Investigators have released ear tag IDs in a bid to track more than 200 sheep taken from Lyndhurst, north-east of Armidale.
The 2015-drop Merino Ewes were mustered and drenched on February 15, and during a muster six days later, more than 200 were found to be missing from the mob.
“Further mustering, checking of paddocks and inquires with neighbours have failed to locate any sign of the missing sheep,” Detective Senior Constable Gavin Berry said.
Further mustering, checking of paddocks and inquires with neighbours have failed to locate any sign of the missing sheep.
“All have an ear mark in the bottom of the offside ear being two Swiss crosses. They would have had eight months wool on them and are fine wool sheep.”

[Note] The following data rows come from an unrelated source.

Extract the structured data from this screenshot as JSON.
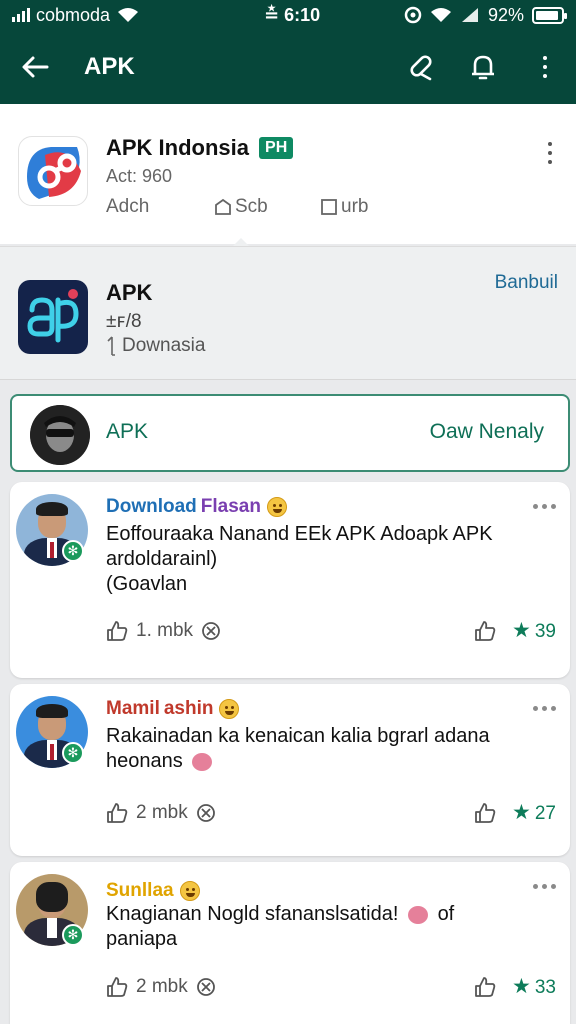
{
  "status_bar": {
    "carrier": "cobmoda",
    "time": "≛ 6:10",
    "battery": "92%",
    "battery_level": 0.92
  },
  "app_bar": {
    "title": "APK",
    "icons": [
      "back-arrow-icon",
      "link-icon",
      "bell-icon",
      "more-vert-icon"
    ]
  },
  "header_app": {
    "name": "APK Indonsia",
    "badge": "PH",
    "act": "Act:  960",
    "tabs": [
      {
        "label": "Adch",
        "icon": ""
      },
      {
        "label": "Scb",
        "icon": "home-icon"
      },
      {
        "label": "urb",
        "icon": "square-icon"
      }
    ]
  },
  "second_app": {
    "name": "APK",
    "version": "±ꜰ/8",
    "downloads": "Downasia",
    "link": "Banbuil"
  },
  "pinned": {
    "label": "APK",
    "action": "Oaw Nenaly"
  },
  "comments": [
    {
      "author_a": "Download",
      "author_b": "Flasan",
      "author_a_color": "#1f6fb5",
      "author_b_color": "#7a3fb0",
      "text": "Eoffouraaka Nanand EEk APK Adoapk APK ardoldarainl)",
      "text2": "(Goavlan",
      "likes": "1. mbk",
      "stars": "39"
    },
    {
      "author_a": "Mamil",
      "author_b": "ashin",
      "author_a_color": "#c0392b",
      "author_b_color": "#c0392b",
      "text": "Rakainadan ka kenaican kalia bgrarl adana heonans",
      "text2": "",
      "likes": "2 mbk",
      "stars": "27"
    },
    {
      "author_a": "Sunllaa",
      "author_b": "",
      "author_a_color": "#e0a400",
      "author_b_color": "#e0a400",
      "text": "Knagianan Nogld sfananslsatida!",
      "text_tail": "of",
      "text2": "paniapa",
      "likes": "2 mbk",
      "stars": "33"
    }
  ]
}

The sheep are believed to be worth more than $24,000. Meanwhile, detectives are hoping someone might have seen suspicious activity in or around Rickeys Ln or Emmaville Rd at Nullamanna.
Police said 21 Hereford and Hereford-cross Angus, with a price tag of more than $30,000, were stolen from a property off Rickeys Ln.
The cattle were accounted for in December when they were weaned but the cattle were noticed missing during a muster on March 1.
The majority of the cattle were red and white with a handful of black and white cattle in the mob.
It follows the theft of 35 Merino Ewes from Elsmore, east of Inverell. The 18-month-old sheep are station bred, and marked with two vertical splits in the offside ear.
Meanwhile, rural crime officers are still appealing for information following the theft of cattle, last year, in the Northern Tablelands.
The two Angus-cross cows were taken from a property off the Emmaville Rd at Pindaroi, north east of Inverell.
The cattle were all accounted for in April, 2016, when they were weaned. Police said the cattle were mustered in September and the numbers were down. Further mustering and checking of paddocks have failed to locate any sign of the missing cattle, valued at approximately $2,800.